Some of my Facebook friends are passing around the video below. It's an interesting defense of religious belief, going viral on the Internet. It's good to see that not only the atheists like social media.
The argument made by the young Albert Einstein in this video is one taken directly, although in less scientific form, from St. Augustine, its original author.
Simply put, evil is not "real" but rather the absence or "privation" of goodness.
Augustine made this argument against the Manicheans, who held that evil was an equal and opposing force to good. If so, Augustine reasoned, then man has no free will, being caught up simply in the war of two opposites. A convenient deterministic theory for escaping responsibility.
An elaboration of this argument is made in a modern context by author Jean Bethke Elshtain in a talk given at GooglePlex, entitled, "Harry Potter, St. Augustine and the Confrontation with Evil." In it, she elaborates on the idea of evil as a parasitic form of non-being, using the examples of the Nazis and Voldermort from Harry Potter." It's a very interesting talk, parts of which I show my philosophy students every year.
Interestingly in the first video, however, the young Einstein makes a "reductionist" argument against his instructor. He cites darkness as the absence of light, not a reality itself at the subatomic level. The same for cold, which is the absence of heat, which is subatomic activity.
However, if one were to rely on the subatomic level, what would we say about love? Is it a reality at that level, or something else?
There are risks to denying realities that man experiences at his own level. That is why Einstein's instructor is onto something, and why the argument for atheism persists. Because just like our experience of love, we experience cold, or darkness, or myriad other evils at our own, not the subatomic level.
I recently had a conversation with a friend about this very same point. And about my concerns with the limits of Augustine's argument.
I sometimes think Augustine's argument is stretched too far from its original purposes.
If one proposes that evil is a lack or privation, then it is merely a zero or non-being. There is nothing to see in it, only to ponder the mystery, as Ms. Elshtain does, of its parasitical nature.
But what if one looks at the myriad manifestations of evil in the world? The privations of so many goods, that yield so many different and disturbing forms of evil, at our human level, not the metaphysical or the subatomic.
This is the gist of the black comic points made in first video in the comic series "Mr. Deity," which I truly enjoy, even as it disturbs me greatly. The episode is entitled "Mr. Deity and the Evil."
God is questioned as to why he wants SO MANY evils. Now, one could argue that God simply wanted to create so many goods.

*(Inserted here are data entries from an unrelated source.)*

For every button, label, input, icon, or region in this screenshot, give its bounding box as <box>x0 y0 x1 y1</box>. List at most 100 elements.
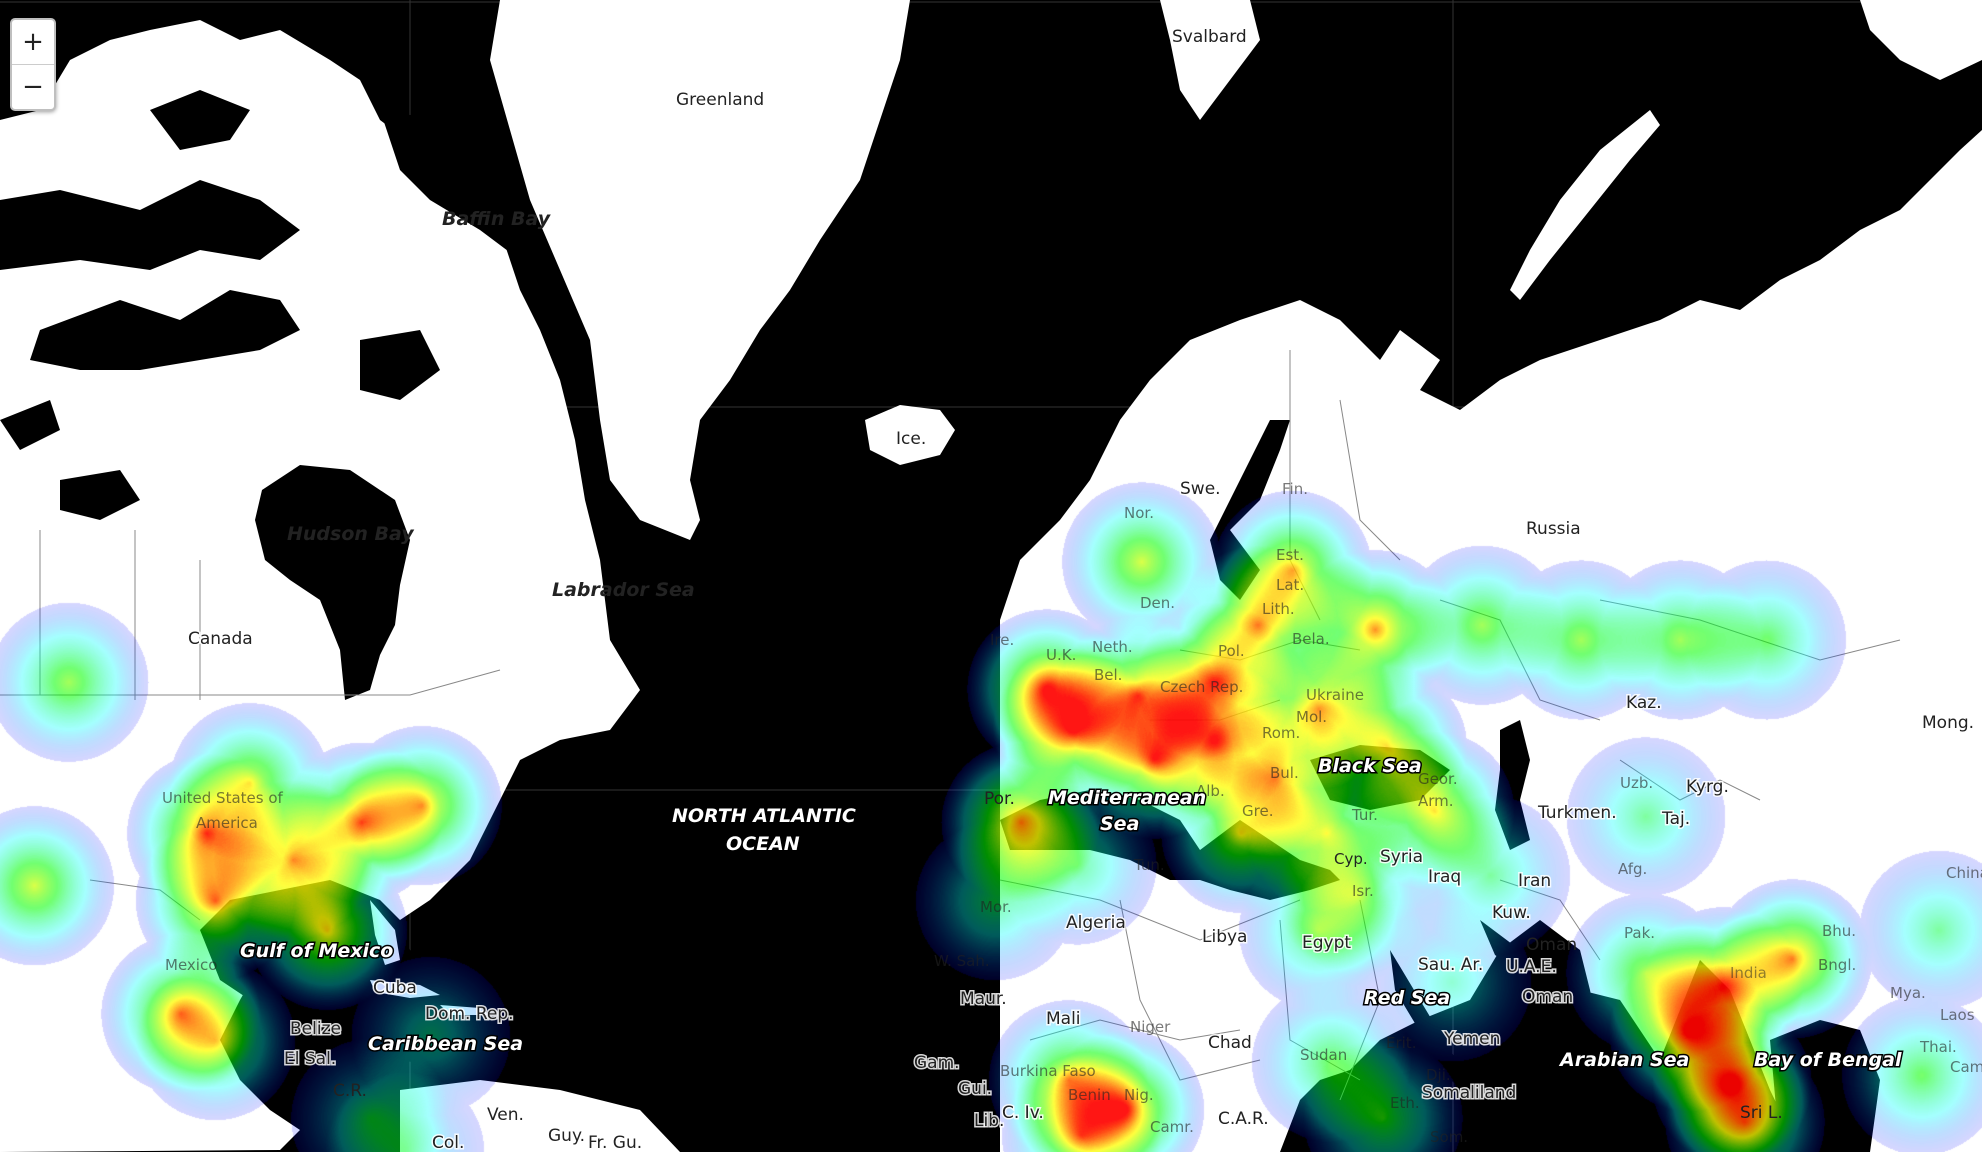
label-armenia: Arm. <box>1418 792 1454 810</box>
zoom-out-button[interactable]: − <box>12 64 54 109</box>
label-bangladesh: Bngl. <box>1818 956 1856 974</box>
label-eritrea: Erit. <box>1386 1034 1416 1052</box>
label-gambia: Gam. <box>914 1053 960 1073</box>
label-colombia: Col. <box>432 1133 464 1152</box>
label-mongolia: Mong. <box>1922 713 1974 733</box>
label-greece: Gre. <box>1242 802 1273 820</box>
label-niger: Niger <box>1130 1018 1171 1036</box>
label-benin: Benin <box>1068 1086 1111 1104</box>
label-romania: Rom. <box>1262 724 1300 742</box>
label-pakistan: Pak. <box>1624 924 1655 942</box>
label-iraq: Iraq <box>1428 867 1461 887</box>
label-usa-line2: America <box>196 814 258 832</box>
label-baffin-bay: Baffin Bay <box>442 208 552 230</box>
label-cambodia: Cam. <box>1950 1058 1982 1076</box>
label-car: C.A.R. <box>1218 1109 1269 1129</box>
label-bulgaria: Bul. <box>1270 764 1299 782</box>
label-gulf-of-mexico: Gulf of Mexico <box>240 940 393 962</box>
label-afghanistan: Afg. <box>1618 860 1647 878</box>
label-mauritania: Maur. <box>960 989 1007 1009</box>
label-ireland: Ire. <box>990 631 1014 649</box>
label-poland: Pol. <box>1218 642 1245 660</box>
label-nigeria: Nig. <box>1124 1086 1154 1104</box>
label-north-atlantic-line2: OCEAN <box>726 833 800 855</box>
label-kyrgyzstan: Kyrg. <box>1686 777 1729 797</box>
label-china: China <box>1946 864 1982 882</box>
label-oman-top: Oman <box>1526 935 1577 955</box>
label-red-sea: Red Sea <box>1364 987 1450 1009</box>
label-iran: Iran <box>1518 871 1551 891</box>
label-denmark: Den. <box>1140 594 1175 612</box>
label-moldova: Mol. <box>1296 708 1327 726</box>
label-mali: Mali <box>1046 1009 1081 1029</box>
label-somalia: Som. <box>1430 1128 1468 1146</box>
label-yemen: Yemen <box>1443 1029 1500 1049</box>
label-uae: U.A.E. <box>1506 957 1557 977</box>
label-turkmenistan: Turkmen. <box>1537 803 1617 823</box>
label-greenland: Greenland <box>676 90 764 110</box>
label-myanmar: Mya. <box>1890 984 1926 1002</box>
label-tunisia: Tun. <box>1133 856 1165 874</box>
label-black-sea: Black Sea <box>1318 755 1422 777</box>
label-uzbekistan: Uzb. <box>1620 774 1653 792</box>
label-kazakhstan: Kaz. <box>1626 693 1662 713</box>
label-saudi-arabia: Sau. Ar. <box>1418 955 1483 975</box>
label-usa-line1: United States of <box>162 789 284 807</box>
zoom-control: + − <box>10 18 56 111</box>
label-burkina-faso: Burkina Faso <box>1000 1062 1096 1080</box>
label-syria: Syria <box>1380 847 1423 867</box>
label-turkey: Tur. <box>1351 806 1378 824</box>
label-algeria: Algeria <box>1066 913 1126 933</box>
label-chad: Chad <box>1208 1033 1252 1053</box>
label-hudson-bay: Hudson Bay <box>287 523 415 545</box>
label-cameroon: Camr. <box>1150 1118 1194 1136</box>
label-russia: Russia <box>1526 519 1581 539</box>
label-mediterranean-line2: Sea <box>1100 813 1139 835</box>
label-sweden: Swe. <box>1180 479 1221 499</box>
label-finland: Fin. <box>1282 480 1308 498</box>
label-ivory-coast: C. Iv. <box>1002 1103 1044 1123</box>
label-morocco: Mor. <box>980 898 1012 916</box>
label-kuwait: Kuw. <box>1492 903 1531 923</box>
label-cyprus: Cyp. <box>1334 850 1368 868</box>
label-french-guiana: Fr. Gu. <box>588 1133 642 1152</box>
zoom-in-button[interactable]: + <box>22 27 44 57</box>
label-djibouti: Dji. <box>1426 1066 1451 1084</box>
label-latvia: Lat. <box>1276 576 1304 594</box>
label-ukraine: Ukraine <box>1306 686 1364 704</box>
label-costa-rica: C.R. <box>333 1081 367 1101</box>
label-laos: Laos <box>1940 1006 1975 1024</box>
label-iceland: Ice. <box>896 429 926 449</box>
label-arabian-sea: Arabian Sea <box>1558 1049 1689 1071</box>
label-venezuela: Ven. <box>487 1105 524 1125</box>
label-guinea: Gui. <box>958 1079 992 1099</box>
label-albania: Alb. <box>1196 782 1225 800</box>
label-cuba: Cuba <box>373 978 417 998</box>
label-labrador-sea: Labrador Sea <box>552 579 695 601</box>
label-belize: Belize <box>290 1019 341 1039</box>
label-caribbean-sea: Caribbean Sea <box>368 1033 523 1055</box>
label-mediterranean-line1: Mediterranean <box>1048 787 1206 809</box>
label-western-sahara: W. Sah. <box>934 952 990 970</box>
label-belgium: Bel. <box>1094 666 1122 684</box>
label-norway: Nor. <box>1124 504 1154 522</box>
label-el-salvador: El Sal. <box>284 1049 336 1069</box>
label-mexico: Mexico <box>165 956 217 974</box>
label-egypt: Egypt <box>1302 933 1351 953</box>
label-somaliland: Somaliland <box>1422 1083 1516 1103</box>
label-lithuania: Lith. <box>1262 600 1295 618</box>
label-estonia: Est. <box>1276 546 1304 564</box>
label-tajikistan: Taj. <box>1661 809 1690 829</box>
label-bhutan: Bhu. <box>1822 922 1856 940</box>
label-sri-lanka: Sri L. <box>1740 1103 1783 1123</box>
label-czech: Czech Rep. <box>1160 678 1243 696</box>
label-guyana: Guy. <box>548 1126 585 1146</box>
label-israel: Isr. <box>1352 882 1374 900</box>
label-india: India <box>1730 964 1767 982</box>
label-netherlands: Neth. <box>1092 638 1133 656</box>
label-ethiopia: Eth. <box>1390 1094 1420 1112</box>
label-oman: Oman <box>1522 987 1573 1007</box>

And each good must, by God's own plan face its own potentially horrifying privation. Granted, privation is the absence of good. I've got that.
But at another level, you must consider the black comic point above. What the heck is the plan for history when there is so much evil that seems to be driving it? Just think of the Nazis, for example. Or child abuse. Or cancer. History is moved greatly by the reality of evil. Privation is everywhere. Pervasive.

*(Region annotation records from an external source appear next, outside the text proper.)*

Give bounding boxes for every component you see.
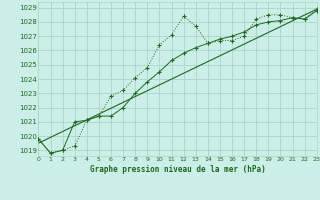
X-axis label: Graphe pression niveau de la mer (hPa): Graphe pression niveau de la mer (hPa) — [90, 165, 266, 174]
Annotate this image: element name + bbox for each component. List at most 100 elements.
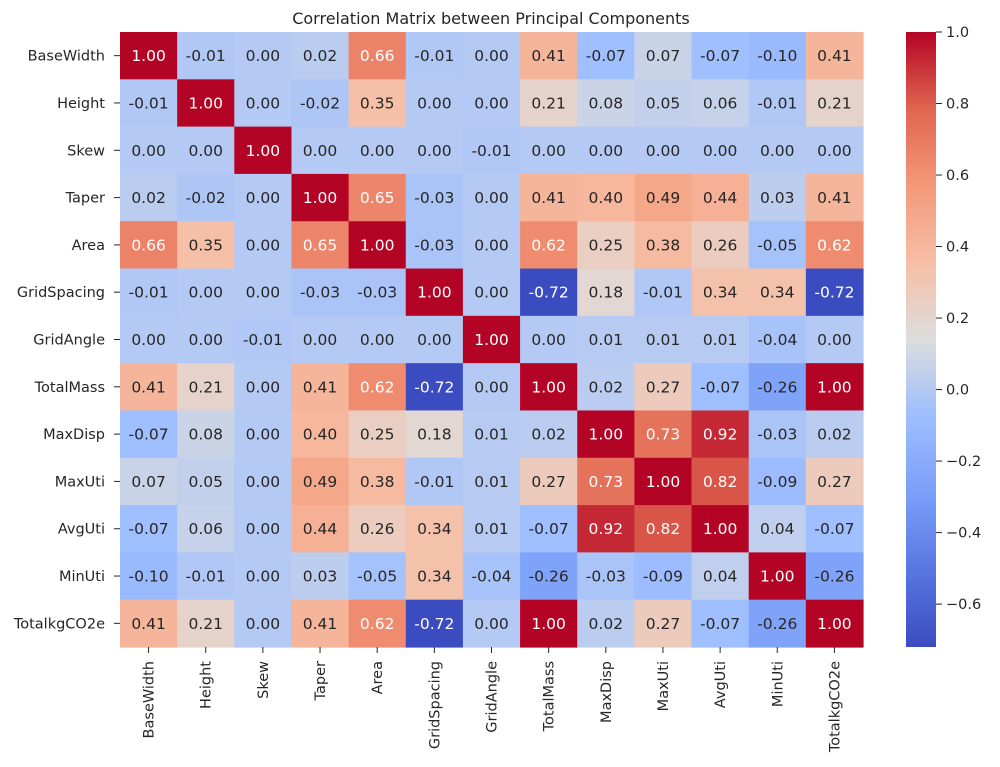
cell-value-label: 0.21 [188, 378, 223, 396]
heatmap-cell [120, 79, 178, 128]
row-label: Area [72, 238, 105, 254]
cell-value-label: -0.01 [471, 142, 511, 160]
heatmap-cell [177, 79, 235, 128]
heatmap-cell [634, 32, 693, 80]
heatmap-cell [520, 32, 578, 80]
cell-value-label: 0.00 [474, 378, 509, 396]
heatmap-cell [634, 315, 693, 364]
heatmap-cell [234, 505, 293, 553]
heatmap-cell [520, 599, 578, 648]
heatmap-cell [120, 126, 178, 175]
cell-value-label: 0.38 [646, 236, 681, 254]
cell-value-label: -0.03 [414, 189, 454, 207]
heatmap-cell [691, 126, 750, 175]
heatmap-cell [748, 363, 807, 412]
cell-value-label: -0.26 [757, 615, 797, 633]
heatmap-cell [577, 599, 635, 648]
heatmap-cell [691, 315, 750, 364]
heatmap-cell [577, 173, 635, 222]
heatmap-cell [405, 79, 464, 128]
cell-value-label: 0.00 [246, 568, 281, 586]
cell-value-label: 0.01 [646, 331, 681, 349]
colorbar-tick-label: 0.0 [946, 383, 969, 399]
cell-value-label: 0.27 [817, 473, 852, 491]
heatmap-cell [748, 410, 807, 459]
cell-value-label: 0.00 [246, 94, 281, 112]
heatmap-cell [520, 457, 578, 506]
cell-value-label: 0.00 [246, 426, 281, 444]
heatmap-cell [634, 505, 693, 553]
heatmap-cell [748, 32, 807, 80]
heatmap-cell [177, 32, 235, 80]
cell-value-label: 0.65 [303, 236, 338, 254]
cell-value-label: -0.05 [757, 236, 797, 254]
heatmap-cell [234, 410, 293, 459]
heatmap-cell [634, 268, 693, 317]
cell-value-label: 0.18 [589, 284, 624, 302]
cell-value-label: 0.82 [646, 520, 681, 538]
cell-value-label: -0.05 [357, 568, 397, 586]
row-label: GridAngle [33, 333, 105, 349]
cell-value-label: -0.01 [757, 94, 797, 112]
cell-value-label: 0.00 [417, 142, 452, 160]
heatmap-cell [634, 79, 693, 128]
heatmap-cell [348, 221, 407, 270]
heatmap-cell [234, 552, 293, 601]
cell-value-label: 0.66 [131, 236, 166, 254]
cell-value-label: 0.00 [188, 331, 223, 349]
heatmap-cell [634, 457, 693, 506]
heatmap-cell [462, 315, 521, 364]
heatmap-cell [805, 268, 864, 317]
cell-value-label: 0.44 [303, 520, 338, 538]
cell-value-label: 0.00 [246, 378, 281, 396]
heatmap-cell [291, 268, 350, 317]
colorbar-tick-label: 0.2 [946, 311, 969, 327]
cell-value-label: 0.38 [360, 473, 395, 491]
heatmap-cell [234, 32, 293, 80]
column-label: Skew [256, 661, 272, 699]
heatmap-cell [748, 457, 807, 506]
heatmap-cell [405, 173, 464, 222]
heatmap-cell [805, 552, 864, 601]
cell-value-label: 0.35 [360, 94, 395, 112]
cell-value-label: -0.07 [700, 47, 740, 65]
row-label: Skew [67, 143, 105, 159]
heatmap-cell [691, 505, 750, 553]
cell-value-label: -0.04 [471, 568, 511, 586]
heatmap-cell [634, 363, 693, 412]
heatmap-cell [805, 173, 864, 222]
cell-value-label: 0.00 [303, 142, 338, 160]
heatmap-cell [748, 268, 807, 317]
heatmap-cell [462, 268, 521, 317]
cell-value-label: 0.02 [589, 615, 624, 633]
cell-value-label: -0.10 [757, 47, 797, 65]
heatmap-cell [120, 505, 178, 553]
heatmap-cell [805, 126, 864, 175]
cell-value-label: 0.00 [531, 331, 566, 349]
heatmap-cell [120, 221, 178, 270]
cell-value-label: 0.00 [589, 142, 624, 160]
heatmap-cell [405, 268, 464, 317]
cell-value-label: 0.08 [589, 94, 624, 112]
heatmap-cell [577, 221, 635, 270]
heatmap-cell [691, 410, 750, 459]
heatmap-cell [405, 410, 464, 459]
cell-value-label: -0.07 [129, 426, 169, 444]
cell-value-label: -0.03 [757, 426, 797, 444]
cell-value-label: 0.00 [188, 284, 223, 302]
cell-value-label: 0.00 [417, 331, 452, 349]
cell-value-label: 0.00 [246, 236, 281, 254]
heatmap-cell [405, 32, 464, 80]
cell-value-label: 0.26 [360, 520, 395, 538]
cell-value-label: 1.00 [817, 378, 852, 396]
heatmap-cell [348, 79, 407, 128]
colorbar-tick-label: 0.4 [946, 240, 969, 256]
heatmap-cell [691, 79, 750, 128]
cell-value-label: 1.00 [817, 615, 852, 633]
cell-value-label: 0.62 [360, 378, 395, 396]
heatmap-cell [462, 173, 521, 222]
heatmap-cell [120, 173, 178, 222]
heatmap-cell [177, 599, 235, 648]
cell-value-label: -0.07 [586, 47, 626, 65]
heatmap-cell [348, 457, 407, 506]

Collectively, we are resilient in the face of it no doubt. But I do not believe, as I noted in a previous post, that one can dismiss an individual's being scandalized by the experience of it, as Michael Novak has done at times, as a "morose" concern with it.
I have no answer to the comic point raised above. Except to recall the point made by Aquinas in the Summa Theologica, which scandalized me in graduate school. (II-II, Q. 19, Article 11. "Whether Fear Remains in Heaven.")
Aquinas argued that even in a state of beatitude in Heaven, man would still feel fear of God. This entire passage is contained in a section on "The Gift of Fear" contained in a larger treatise on "Hope." (I think this section bears re-reading on my part, for sure.)
I don't think Aquinas would be willing to call God "dark." But when one considers the prominent role of evil and suffering in the world, and even the scandalous and almost fetishistic obsession among Christians with evil and suffering, one can't help but feel disturbed. By them, and by God's apparent "plan" for "sacred history," so-called.
Is it in any way inefficient? If so, what does that say about the nature of God?
It certainly disturbs atheists, especially when they read the gleeful way in which Christians were willing to see them in a state of eternal damnation for their annoying lack of faith. Today, we have far more empathy and understanding of our fellow man, and should reject co-dependency with them, for their and our own sake. And recognize that their concerns are our own.